Politics & Government

California military and VA projects stung in Congress’ Zika fight

The flight crew stands by for the last F/A-1C Hornet flight out of Naval Air Station Lemoore on Feb. 17, 2016. It is being replaced by the F-35 Joint Strike Fighter.
The flight crew stands by for the last F/A-1C Hornet flight out of Naval Air Station Lemoore on Feb. 17, 2016. It is being replaced by the F-35 Joint Strike Fighter. jwalker@fresnobee.com

California military and veterans’ facilities are hostage to the congressional partisanship that’s hung up emergency Zika funding.

Naval Air Station Lemoore, in rural Kings County, seeks millions of dollars for an engine repair facility. At Travis Air Force Base in Solano County, officials await money for a fuel system. For the time being, a new Veterans Affairs medical center serving Northern San Joaquin Valley residents is stuck.

All the California projects, and others like them, are passengers aboard a roughly $83 billion funding vehicle that had seemed headed to the White House for a signature until the wheels came off on Capitol Hill. Although the money should eventually start rolling again, it hasn’t been pretty.

“I’m very disappointed that there’s no compromise,” Democratic Sen. Dianne Feinstein of California said Tuesday.

A senior member of the Senate Appropriations Committee, Feinstein helps shepherd the annual bills that fund the federal government. The combined fiscal year 2017 bill, with money for Lemoore and the other facilities, covers military construction and the VA.
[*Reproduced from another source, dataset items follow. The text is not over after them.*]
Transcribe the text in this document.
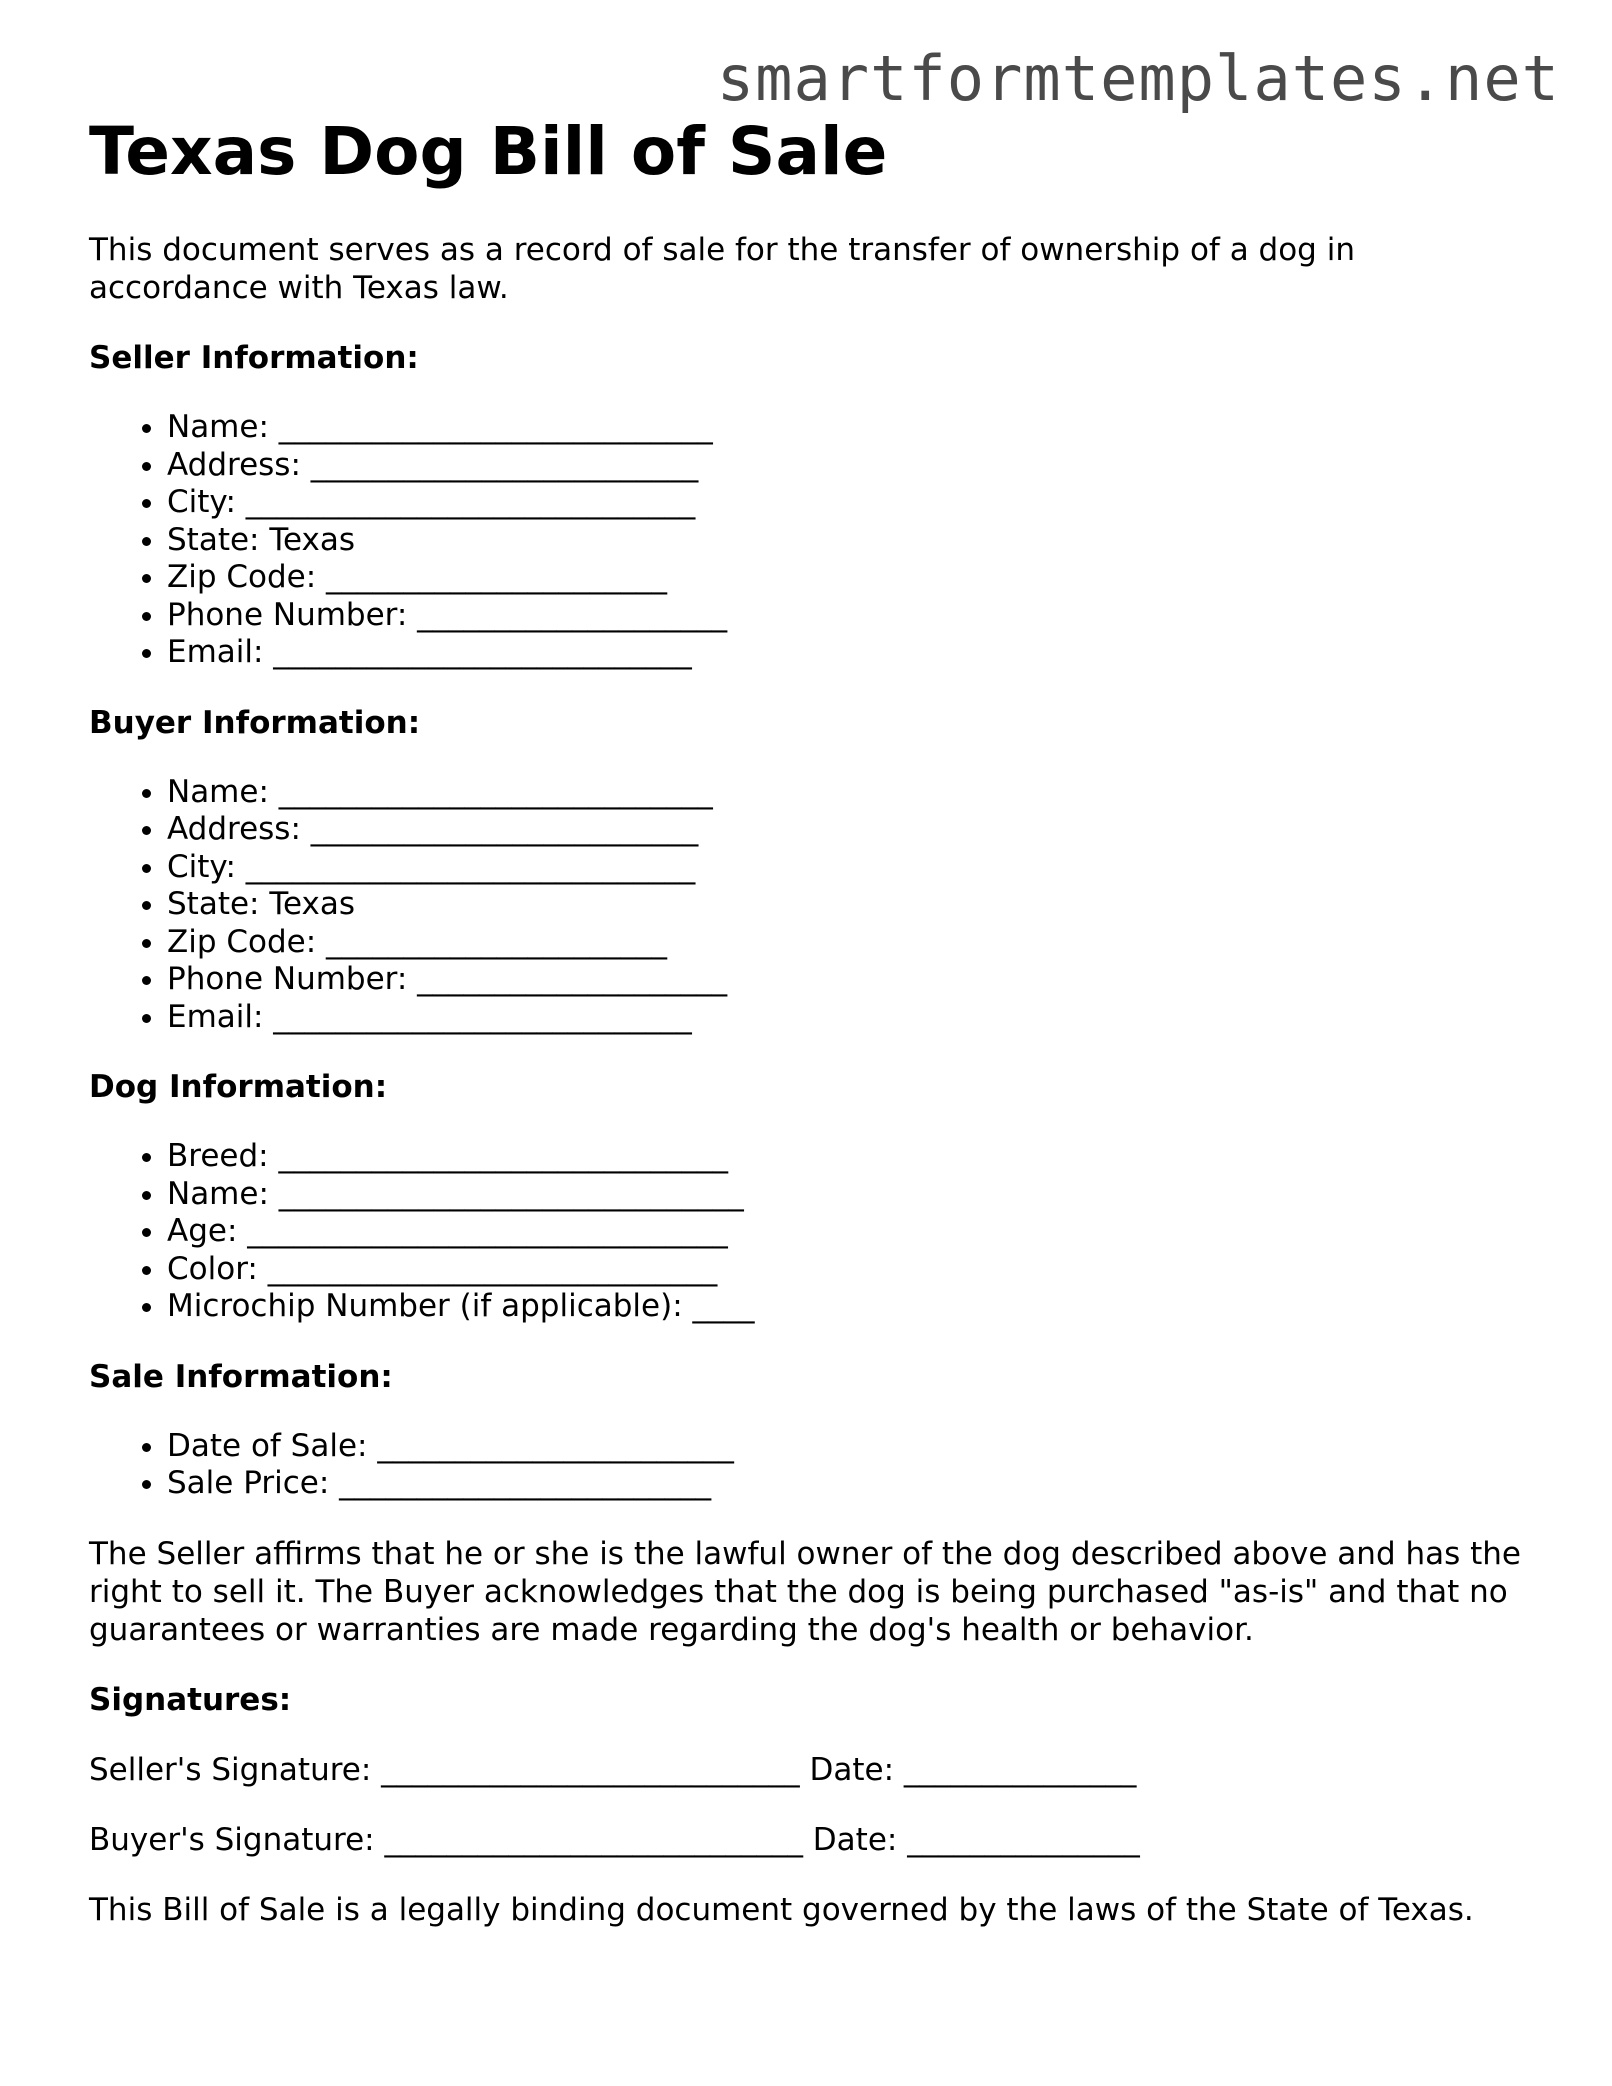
smartformtemplates.net
Texas Dog Bill of Sale

This document serves as a record of sale for the transfer of ownership of a dog in accordance with Texas law.

Seller Information:
• Name: ____________________________
• Address: _________________________
• City: _____________________________
• State: Texas
• Zip Code: ______________________
• Phone Number: ____________________
• Email: ___________________________
Buyer Information:
• Name: ____________________________
• Address: _________________________
• City: _____________________________
• State: Texas
• Zip Code: ______________________
• Phone Number: ____________________
• Email: ___________________________
Dog Information:
• Breed: _____________________________
• Name: ______________________________
• Age: _______________________________
• Color: _____________________________
• Microchip Number (if applicable): ____
Sale Information:
• Date of Sale: _______________________
• Sale Price: ________________________

The Seller affirms that he or she is the lawful owner of the dog described above and has the right to sell it. The Buyer acknowledges that the dog is being purchased "as-is" and that no guarantees or warranties are made regarding the dog's health or behavior.

Signatures:
Seller's Signature: ___________________________ Date: _______________
Buyer's Signature: ___________________________ Date: _______________

This Bill of Sale is a legally binding document governed by the laws of the State of Texas.
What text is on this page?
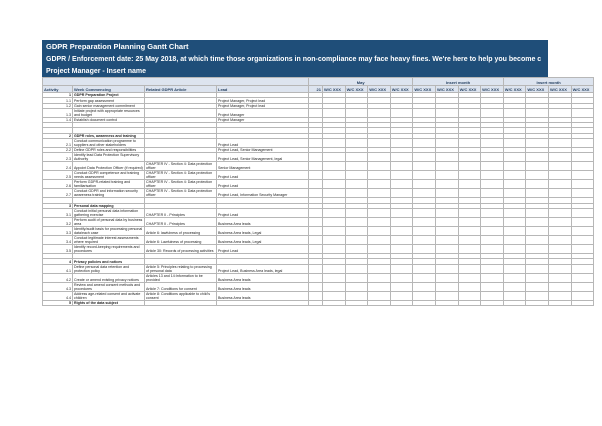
GDPR Preparation Planning Gantt Chart
GDPR / Enforcement date: 25 May 2018, at which time those organizations in non-compliance may face heavy fines. We're here to help you become c
Project Manager - Insert name
				May					Insert month				Insert month			
Activity	Week Commencing	Related GDPR Article	Lead	21	W/C XXX	W/C XXX	W/C XXX	W/C XXX	W/C XXX	W/C XXX	W/C XXX	W/C XXX	W/C XXX	W/C XXX	W/C XXX	W/C XXX
1	GDPR Preparation Project															
1.1	Perform gap assessment		Project Manager, Project lead													
1.2	Gain senior management commitment		Project Manager, Project lead													
1.3	Initiate project with appropriate resources and budget		Project Manager													
1.4	Establish document control		Project Manager													

2	GDPR roles, awareness and training															
2.1	Conduct communication programme to suppliers and other stakeholders		Project Lead													
2.2	Define GDPR roles and responsibilities		Project Lead, Senior Management													
2.3	Identify lead Data Protection Supervisory Authority		Project Lead, Senior Management, legal													
2.4	Appoint Data Protection Officer (if required)	CHAPTER IV - Section 4: Data protection officer	Senior Management													
2.5	Conduct GDPR competence and training needs assessment	CHAPTER IV - Section 4: Data protection officer	Project Lead													
2.6	Perform GDPR-related training and familiarisation	CHAPTER IV - Section 4: Data protection officer	Project Lead													
2.7	Conduct GDPR and information security awareness training	CHAPTER IV - Section 4: Data protection officer	Project Lead, Information Security Manager													

3	Personal data mapping															
3.1	Conduct initial personal data information gathering exercise	CHAPTER II - Principles	Project Lead													
3.2	Perform audit of personal data by business area	CHAPTER II - Principles	Business Area leads													
3.3	Identify/audit basis for processing personal data/each case	Article 6: lawfulness of processing	Business Area leads, Legal													
3.4	Conduct legitimate interest assessments where required	Article 6: Lawfulness of processing	Business Area leads, Legal													
3.5	Identify record-keeping requirements and procedures	Article 30: Records of processing activities	Project Lead													

4	Privacy policies and notices															
4.1	Define personal data retention and protection policy	Article 5: Principles relating to processing of personal data	Project Lead, Business Area leads, legal													
4.2	Create or amend existing privacy notices	Articles 13 and 14:Information to be provided	Business Area leads													
4.3	Review and amend consent methods and procedures	Article 7: Conditions for consent	Business Area leads													
4.4	Address age-related consent and activate children	Article 8: Conditions applicable to child's consent	Business Area leads													
5	Rights of the data subject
The package itemizes $26.7 million for Lemoore’s engine repair facility to service the Navy’s F-35C Joint Strike Fighter and $26.5 million to replace the hydrant fuel system at Travis, as well as tens of millions of dollars for construction in support of San Diego-based SEAL teams.

“I think we were pretty much able to deliver what they needed,” Republican Rep. David Valadao, of Hanford, California, said in an interview Wednesday.

Valadao, whose district includes Lemoore, is a member of the House Appropriations Committee’s negotiating team that crafted the final funding package.

Among VA projects, the bill includes $194 million for what’s called “realignment of medical facilities in Livermore.” This encompasses construction of a long-awaited VA outpatient facility in the San Joaquin County community of French Camp.

“Veterans in our region have waited too long for this clinic,” said Democratic Rep. Jerry McNerney of Stockton, California.

The bill also includes money for strengthening VA facilities in San Francisco and West Los Angeles against earthquakes, a boost for clearing the VA’s disability claims backlog and targeted efforts such as research on “gender-appropriate prosthetics.”

Wrapped in patriotic colors, the VA and military construction projects are usually as routine as it gets in a gridlocked Congress. The Senate passed its version of the package in May, including $1.1 billion for responding to the mosquito-borne Zika virus, by 89-8.

The entire package has since become mostly known for its Zika provisions. Despite what all agree is an emergency, it also has stalled because Democrats oppose Republican-added provisions that included restrictions on Planned Parenthood funding, loosened rules on pesticide spraying and cuts to the Affordable Care Act.

Senate Minority Leader Harry Reid, D-Nev., called the revised measure “the most irresponsible legislation” he had ever seen, and McNerney was one of only six Democrats in the House of Representatives who voted for it last week.

House Majority Leader Kevin McCarthy, a Republican from Bakersfield, California, countered that the Senate Democrats who blocked final approval Tuesday were engaged in a “sickening display of partisanship.”

“It’s officially summer,” McCarthy said. “Mosquitoes aren’t waiting to spread the Zika virus until Democrats figure out how to best politically posture themselves.”

Valadao likewise blasted Democrats for “playing politics” with the funding bill, while Democrats threw the blame back at Republicans.

The Senate is scheduled to revisit the bill with another vote following the Fourth of July recess, a bit of political staging that will precede practical end-game negotiations.